Q: You are very interested in the politics of the body.

XABA: Yes, of the female black body. The Black Consciousness movement existed because there was racism. So if I didn’t perform a lot in Europe, and only in Soweto, it wouldn’t be a question… If your work mainly gets seen in Europe it is important to acknowledge that consciously. Who is consuming what you are doing?

Art South Africa, December 2009, v8.2

The Black Consciousness movement began in the 1970’s, based on the writings of Steve Biko. (Denzel Washington played Biko in the movie Cry Freedom.) I bought a small compilation of Biko’s essays in Cape Town called, No Fear Expressed. (ISBN No: 0-9802591-2-6) The title is a phrase he used in an interview which encapsulates much of his message. The complete sentence is, “To understand me correctly you have to say that there were no fears expressed.” As someone for whom fear has often been an obstacle, Biko’s words spoke to me: “We must remove from our vocabulary completely the concept of fear.”[1] “Is it this fear that erodes the soul of black people in South Africa…How can people be prepared to put up a resistance against their overall oppression if in their individual situations, they cannot insist on the observance of their manhood?”[2] Biko was tortured and killed by the government for violating his house arrest. I have since thought of this great intellectual as one of my personal heros.

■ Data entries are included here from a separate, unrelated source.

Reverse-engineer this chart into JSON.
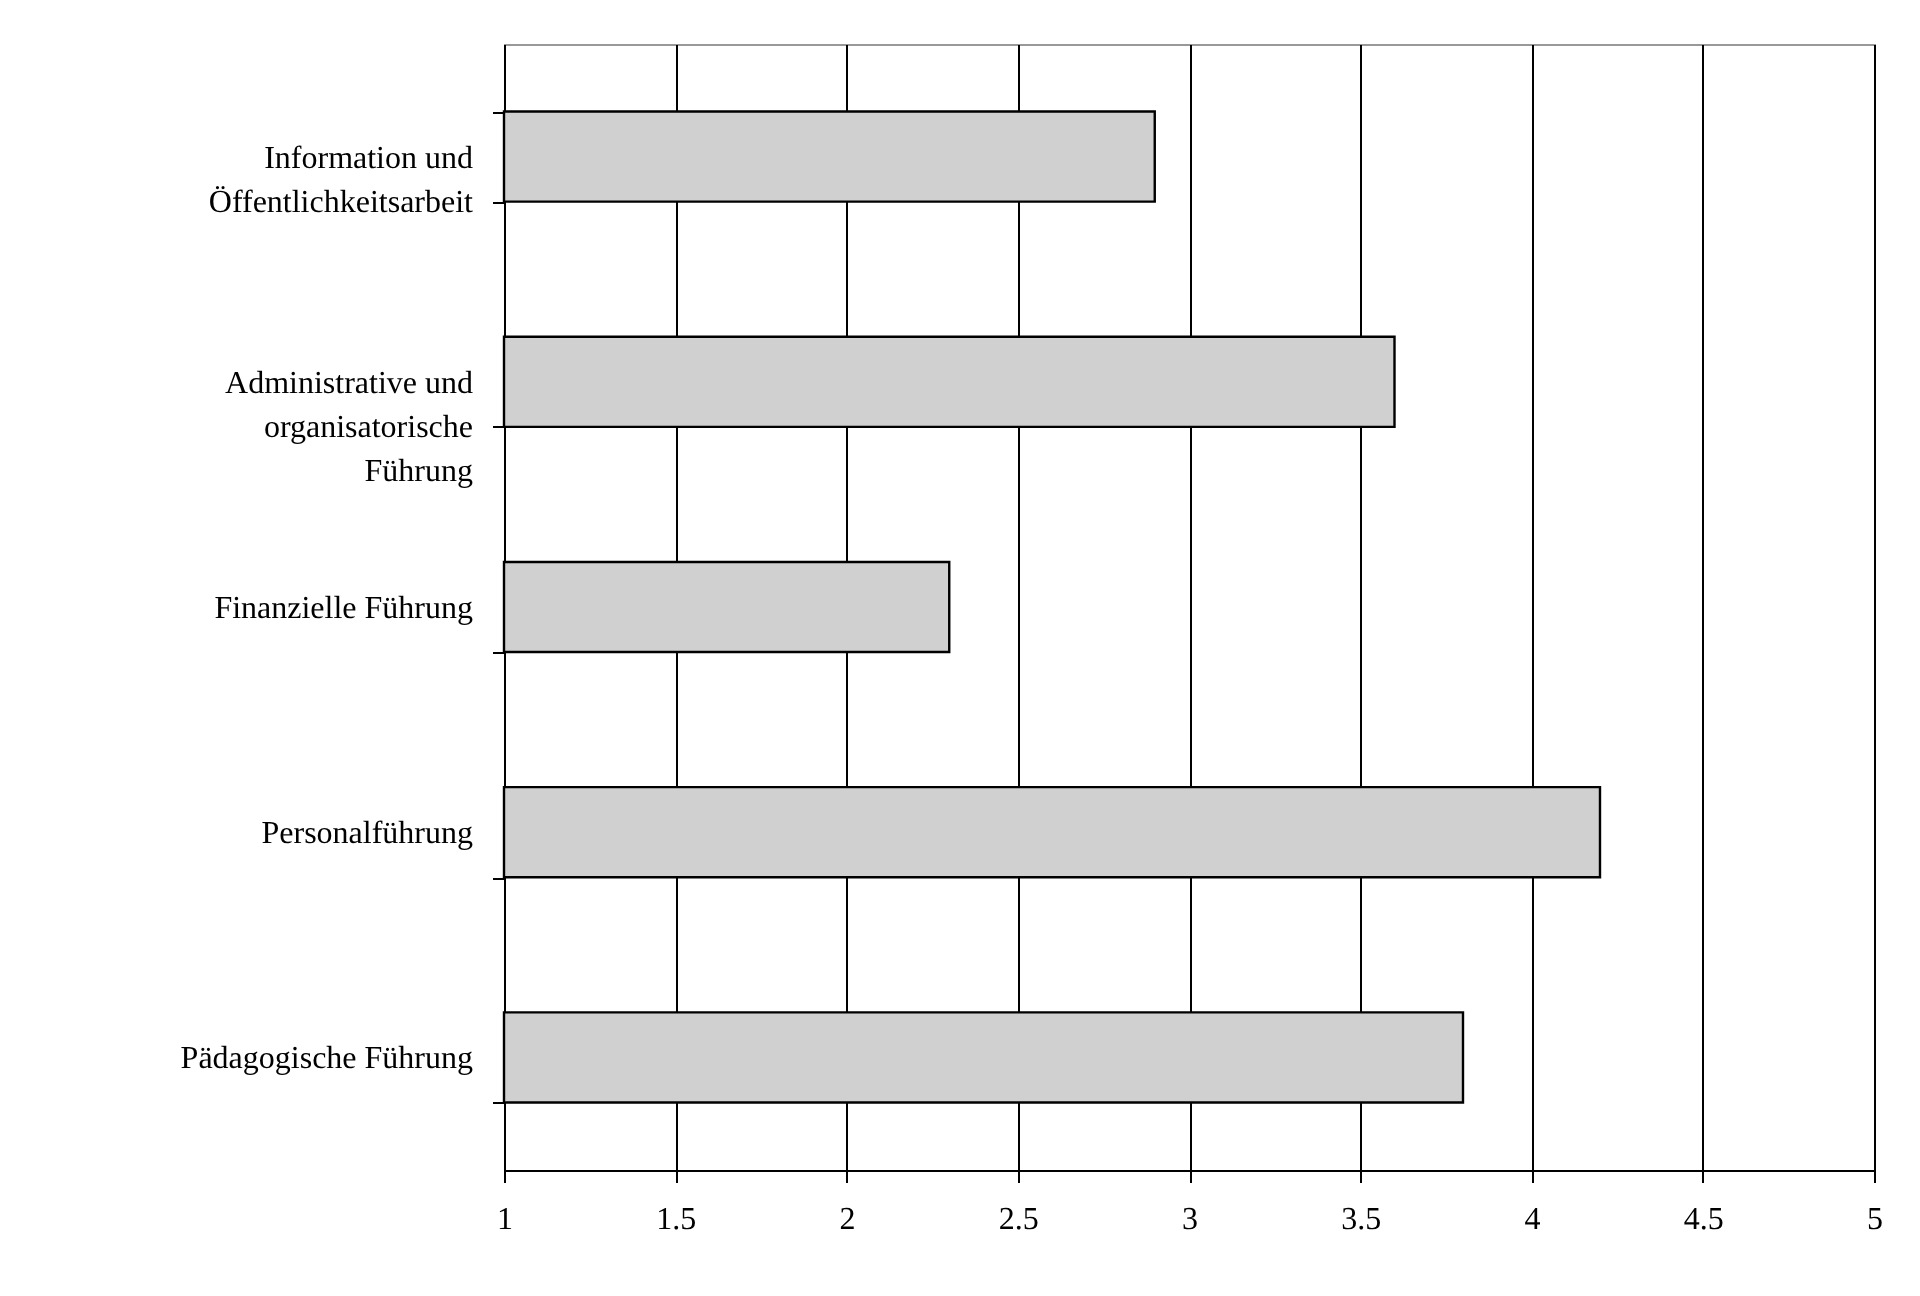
{
  "chart_data": {
    "type": "bar",
    "orientation": "horizontal",
    "categories": [
      "Information und Öffentlichkeitsarbeit",
      "Administrative und organisatorische Führung",
      "Finanzielle Führung",
      "Personalführung",
      "Pädagogische Führung"
    ],
    "values": [
      2.9,
      3.6,
      2.3,
      4.2,
      3.8
    ],
    "color": "#d0d0d0",
    "xlim": [
      1,
      5
    ],
    "xticks": [
      1,
      1.5,
      2,
      2.5,
      3,
      3.5,
      4,
      4.5,
      5
    ],
    "grid": "x"
  }
}
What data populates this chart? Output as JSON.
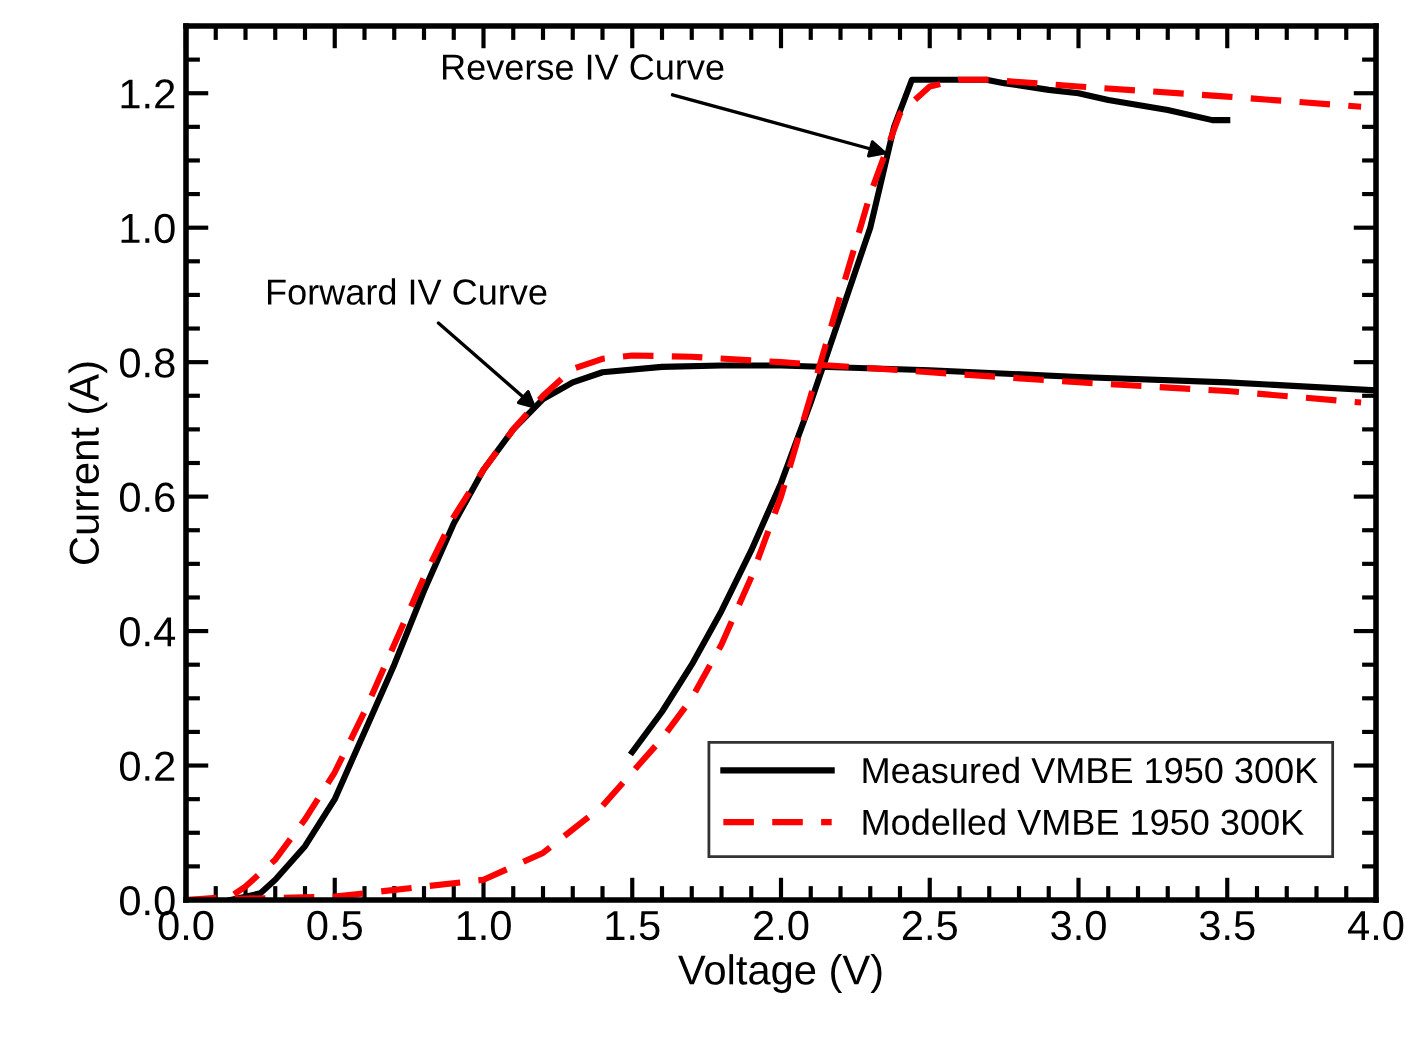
{
  "chart_data": {
    "type": "line",
    "xlabel": "Voltage (V)",
    "ylabel": "Current (A)",
    "xlim": [
      0,
      4
    ],
    "ylim": [
      0,
      1.3
    ],
    "xticks": [
      {
        "value": 0,
        "label": "0.0"
      },
      {
        "value": 0.5,
        "label": "0.5"
      },
      {
        "value": 1,
        "label": "1.0"
      },
      {
        "value": 1.5,
        "label": "1.5"
      },
      {
        "value": 2,
        "label": "2.0"
      },
      {
        "value": 2.5,
        "label": "2.5"
      },
      {
        "value": 3,
        "label": "3.0"
      },
      {
        "value": 3.5,
        "label": "3.5"
      },
      {
        "value": 4,
        "label": "4.0"
      }
    ],
    "yticks": [
      {
        "value": 0,
        "label": "0.0"
      },
      {
        "value": 0.2,
        "label": "0.2"
      },
      {
        "value": 0.4,
        "label": "0.4"
      },
      {
        "value": 0.6,
        "label": "0.6"
      },
      {
        "value": 0.8,
        "label": "0.8"
      },
      {
        "value": 1,
        "label": "1.0"
      },
      {
        "value": 1.2,
        "label": "1.2"
      }
    ],
    "grid": false,
    "legend": "bottom right",
    "marker": "none",
    "annotations": [
      {
        "text": "Forward IV Curve",
        "x": 1.18,
        "y": 0.73
      },
      {
        "text": "Reverse IV Curve",
        "x": 2.36,
        "y": 1.11
      }
    ],
    "series": [
      {
        "name": "Measured VMBE 1950 300K",
        "color": "#000000",
        "line_style": "solid",
        "x": [
          0.15,
          0.25,
          0.3,
          0.4,
          0.5,
          0.6,
          0.7,
          0.8,
          0.9,
          1.0,
          1.1,
          1.2,
          1.3,
          1.4,
          1.6,
          1.8,
          2.0,
          2.5,
          3.0,
          3.5,
          4.0
        ],
        "values": [
          0,
          0.01,
          0.03,
          0.08,
          0.15,
          0.25,
          0.35,
          0.46,
          0.56,
          0.64,
          0.7,
          0.745,
          0.77,
          0.785,
          0.793,
          0.795,
          0.795,
          0.788,
          0.778,
          0.77,
          0.758
        ]
      },
      {
        "color": "#000000",
        "line_style": "solid",
        "x": [
          1.5,
          1.6,
          1.7,
          1.8,
          1.9,
          2.0,
          2.1,
          2.2,
          2.3,
          2.38,
          2.44,
          2.69,
          2.75,
          2.9,
          3.0,
          3.1,
          3.3,
          3.45,
          3.5
        ],
        "values": [
          0.22,
          0.28,
          0.35,
          0.43,
          0.52,
          0.62,
          0.74,
          0.87,
          1.0,
          1.15,
          1.22,
          1.22,
          1.215,
          1.205,
          1.2,
          1.19,
          1.175,
          1.16,
          1.16
        ]
      },
      {
        "name": "Modelled VMBE 1950 300K",
        "color": "#ff0000",
        "line_style": "dashed",
        "x": [
          0,
          0.15,
          0.2,
          0.3,
          0.4,
          0.5,
          0.6,
          0.7,
          0.8,
          0.9,
          1.0,
          1.1,
          1.2,
          1.3,
          1.4,
          1.5,
          1.7,
          2.0,
          2.5,
          3.0,
          3.5,
          3.95
        ],
        "values": [
          0,
          0.005,
          0.02,
          0.06,
          0.12,
          0.19,
          0.28,
          0.38,
          0.48,
          0.57,
          0.64,
          0.7,
          0.75,
          0.79,
          0.805,
          0.81,
          0.808,
          0.8,
          0.785,
          0.77,
          0.757,
          0.74
        ]
      },
      {
        "color": "#ff0000",
        "line_style": "dashed",
        "x": [
          0,
          0.5,
          1.0,
          1.2,
          1.4,
          1.5,
          1.6,
          1.7,
          1.8,
          1.9,
          2.0,
          2.1,
          2.2,
          2.3,
          2.4,
          2.5,
          2.6,
          2.7,
          3.0,
          3.5,
          3.95
        ],
        "values": [
          0,
          0.005,
          0.03,
          0.07,
          0.14,
          0.19,
          0.24,
          0.3,
          0.38,
          0.48,
          0.6,
          0.75,
          0.9,
          1.05,
          1.17,
          1.21,
          1.22,
          1.22,
          1.21,
          1.195,
          1.18
        ]
      }
    ]
  }
}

Biko and Xaba both politicize the body as a landscape of struggle. They remind us that it is important always to be aware of the nature of one’s own identity as consumed by others. The final image in the triptych above is a photograph taken in Regina Mundi church in Soweto. In the summer of 1976, police fired on unarmed, retreating students during protests in the townships. The bullet holes in the church’s ceiling remain as irrefutable evidence that the bullets themselves were not made of rubber, as the police later testified, but were decidedly lethal. The church balcony now displays a collection of photographs marking the events of that summer. You can see my reflection in the glass of this particular photo depicting one of the many horrors which occurred as the apartheid system fell apart. We cannot escape ourselves, and so must instead recognize our own identity as perceived by others. Xaba’s work reminds us to consider this key part of the creative process.

[1] Black Consciousness and the Quest for a True Humanity,” 1973.
[2] I Write What I Like, Frank Talk. “Fear — An Important Determinant in South African Politics.” 1971.